Je ne la crois à peine, elle prépare tellement régulièrement des tartes aux fruits rouges qu'elle ne se trompe jamais dans les proportions, sauf quand c'est volontaire et pour le coup, j'ai du mal à croire qu'elle m'ait cuisiné mon dessert préféré par hasard en sachant ma situation, mais je ne vais pas lui reprocher, bien au contraire, je suis bien trop heureux d'avoir du rab.

— Merci Ekala, je vais m'en prendre maintenant. Et après je rejoindrai Djalu dans sa chambre, on a deux ou trois devoirs à faire et j'ai du retard dans mes cours, forcément.

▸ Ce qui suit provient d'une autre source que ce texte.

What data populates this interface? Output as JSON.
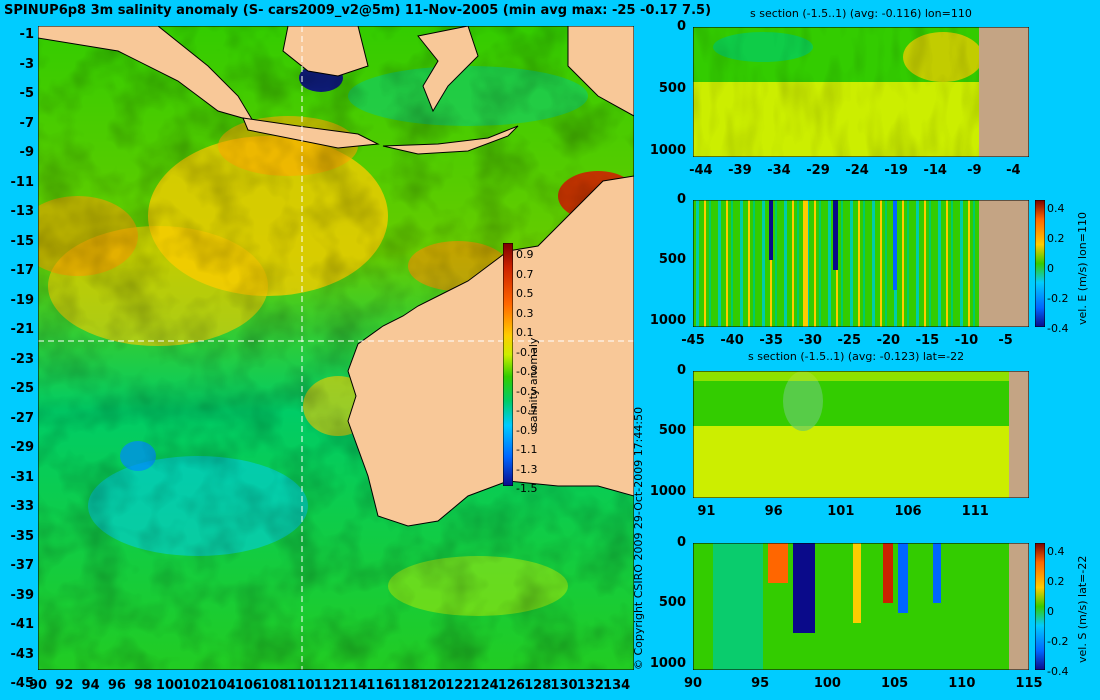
{
  "title": "SPINUP6p8 3m salinity anomaly (S- cars2009_v2@5m) 11-Nov-2005 (min avg max: -25 -0.17 7.5)",
  "copyright": "© Copyright CSIRO 2009   29-Oct-2009 17:44:50",
  "colors": {
    "background": "#00ccff",
    "land": "#f8c898",
    "section_land": "#c4a484",
    "colormap": [
      "#0a0a8a",
      "#0066ff",
      "#00ccff",
      "#00cc66",
      "#33cc00",
      "#ccee00",
      "#ffcc00",
      "#ff6600",
      "#cc2200",
      "#7a0000"
    ]
  },
  "chart_data": [
    {
      "id": "map",
      "type": "heatmap",
      "title": "SPINUP6p8 3m salinity anomaly (S- cars2009_v2@5m) 11-Nov-2005 (min avg max: -25 -0.17 7.5)",
      "x_ticks": [
        "90",
        "92",
        "94",
        "96",
        "98",
        "100",
        "102",
        "104",
        "106",
        "108",
        "110",
        "112",
        "114",
        "116",
        "118",
        "120",
        "122",
        "124",
        "126",
        "128",
        "130",
        "132",
        "134"
      ],
      "y_ticks": [
        "-1",
        "-3",
        "-5",
        "-7",
        "-9",
        "-11",
        "-13",
        "-15",
        "-17",
        "-19",
        "-21",
        "-23",
        "-25",
        "-27",
        "-29",
        "-31",
        "-33",
        "-35",
        "-37",
        "-39",
        "-41",
        "-43",
        "-45"
      ],
      "xlim": [
        90,
        135
      ],
      "ylim": [
        -45,
        0
      ],
      "section_lon": 110,
      "section_lat": -22,
      "colorbar": {
        "label": "salinity anomaly",
        "ticks": [
          "0.9",
          "0.7",
          "0.5",
          "0.3",
          "0.1",
          "-0.1",
          "-0.3",
          "-0.5",
          "-0.7",
          "-0.9",
          "-1.1",
          "-1.3",
          "-1.5"
        ],
        "range": [
          -1.5,
          1.0
        ]
      }
    },
    {
      "id": "s_section_lon",
      "type": "heatmap",
      "title": "s section (-1.5..1) (avg: -0.116) lon=110",
      "x_ticks": [
        "-44",
        "-39",
        "-34",
        "-29",
        "-24",
        "-19",
        "-14",
        "-9",
        "-4"
      ],
      "y_ticks": [
        "0",
        "500",
        "1000"
      ],
      "xlim": [
        -45,
        -2
      ],
      "ylim": [
        1050,
        0
      ]
    },
    {
      "id": "velE_section_lon",
      "type": "heatmap",
      "title": "",
      "x_ticks": [
        "-45",
        "-40",
        "-35",
        "-30",
        "-25",
        "-20",
        "-15",
        "-10",
        "-5"
      ],
      "y_ticks": [
        "0",
        "500",
        "1000"
      ],
      "xlim": [
        -45,
        -2
      ],
      "ylim": [
        1050,
        0
      ],
      "colorbar": {
        "label": "vel. E (m/s) lon=110",
        "ticks": [
          "0.4",
          "0.2",
          "0",
          "-0.2",
          "-0.4"
        ],
        "range": [
          -0.45,
          0.45
        ]
      }
    },
    {
      "id": "s_section_lat",
      "type": "heatmap",
      "title": "s section (-1.5..1) (avg: -0.123) lat=-22",
      "x_ticks": [
        "91",
        "96",
        "101",
        "106",
        "111"
      ],
      "y_ticks": [
        "0",
        "500",
        "1000"
      ],
      "xlim": [
        90,
        115
      ],
      "ylim": [
        1050,
        0
      ]
    },
    {
      "id": "velS_section_lat",
      "type": "heatmap",
      "title": "",
      "x_ticks": [
        "90",
        "95",
        "100",
        "105",
        "110",
        "115"
      ],
      "y_ticks": [
        "0",
        "500",
        "1000"
      ],
      "xlim": [
        90,
        115
      ],
      "ylim": [
        1050,
        0
      ],
      "colorbar": {
        "label": "vel. S (m/s) lat=-22",
        "ticks": [
          "0.4",
          "0.2",
          "0",
          "-0.2",
          "-0.4"
        ],
        "range": [
          -0.45,
          0.45
        ]
      }
    }
  ]
}
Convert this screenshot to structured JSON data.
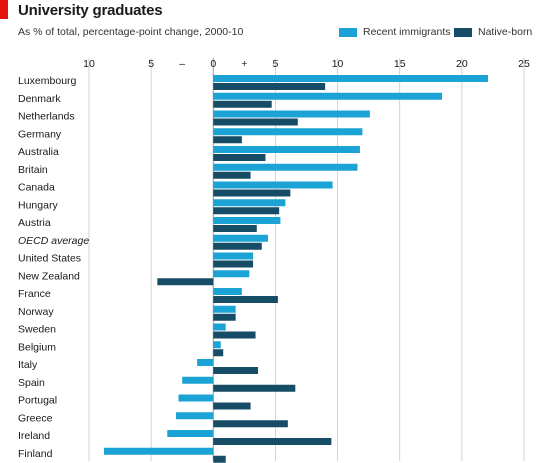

Après un rapide détour par la cuisine récupérée ma part, qui est déjà servie dans une petite assiette dans le frigo, avec la petite fourchette qui va bien, je monte à l'étage retrouver mon meilleur ami. Dans le fait, il n'y a que très peu de chance que je travaille vraiment sérieusement, je risque de tout au plus recopier les cours qu'il me manque, même s'il faut avouer que je commence à être honnêtement en retard en termes de travail, ça fait longtemps que je n'ai pas été autant à la traîne, mais actuellement, je n'en ai rien à faire. Au pris, si jamais les profs me reprochent quelque chose, je me ferai des mots d'excuses. Ce n'est absolument pas sérieux, mais là, je n'ai plus envie d'être sérieux, j'ai juste envie de souffler et qu'on me foute la paix, rien de plus, je ne demande rien de plus. Je n'ai pas l'impression d'en demander énormément, pourtant, c'est beaucoup trop pour le monde en ce moment. Au moins, je passe du temps avec les Snow et hormis ce bref épisode de prise de nouvelles, nous ne parlons pas une seule fois de la soirée de ce qui est en train de se passer. Et mon dieu qu'est-ce que ça fait du bien, c'est incroyable, pourtant, ce n'est pas grand-chose, mais j'ai la sensation que l'on me laisse tranquille, qu'on me permet de respirer. Sans compter que les Snow sont les seuls à n'avoir jamais douter de moi. Tous les autres m'accusent sans savoir, mais eux, alors qu'ils n'ont pas plus de réponse, n'ont pas songé un instant à m'accuser, encore moins à relier la disparition de Kamala à celle d'Ophélie.

Malgré toute leur gentillesse et tous leurs soutiens, ça ne me permet pas de dormir correctement la nuit, je n'arrive pas à me sortir toute cette histoire de ma tête assez longtemps pour m'assoupir. Pire encore, je n'arrive pas à me sortir Kamala de la tête. Et seul dans le salon, mon imagination la fait parfois apparaître, telle un fantôme dans la pièce... Qu'est-ce que j'aimerai qu'elle soit là, qu'elle soit vraie, qu'elle n'est pas disparue laissant derrière elle une tonne d'incertitudes. Le pire, c'est que même en y pensant désespérément, je n'arrive pas à comprendre qui a pu lui faire du mal, ni même qui a voulu lui faire du mal... Et j'ai la certitude que ce ne sont sûrement pas les policiers qui vont se pencher sur le sujet.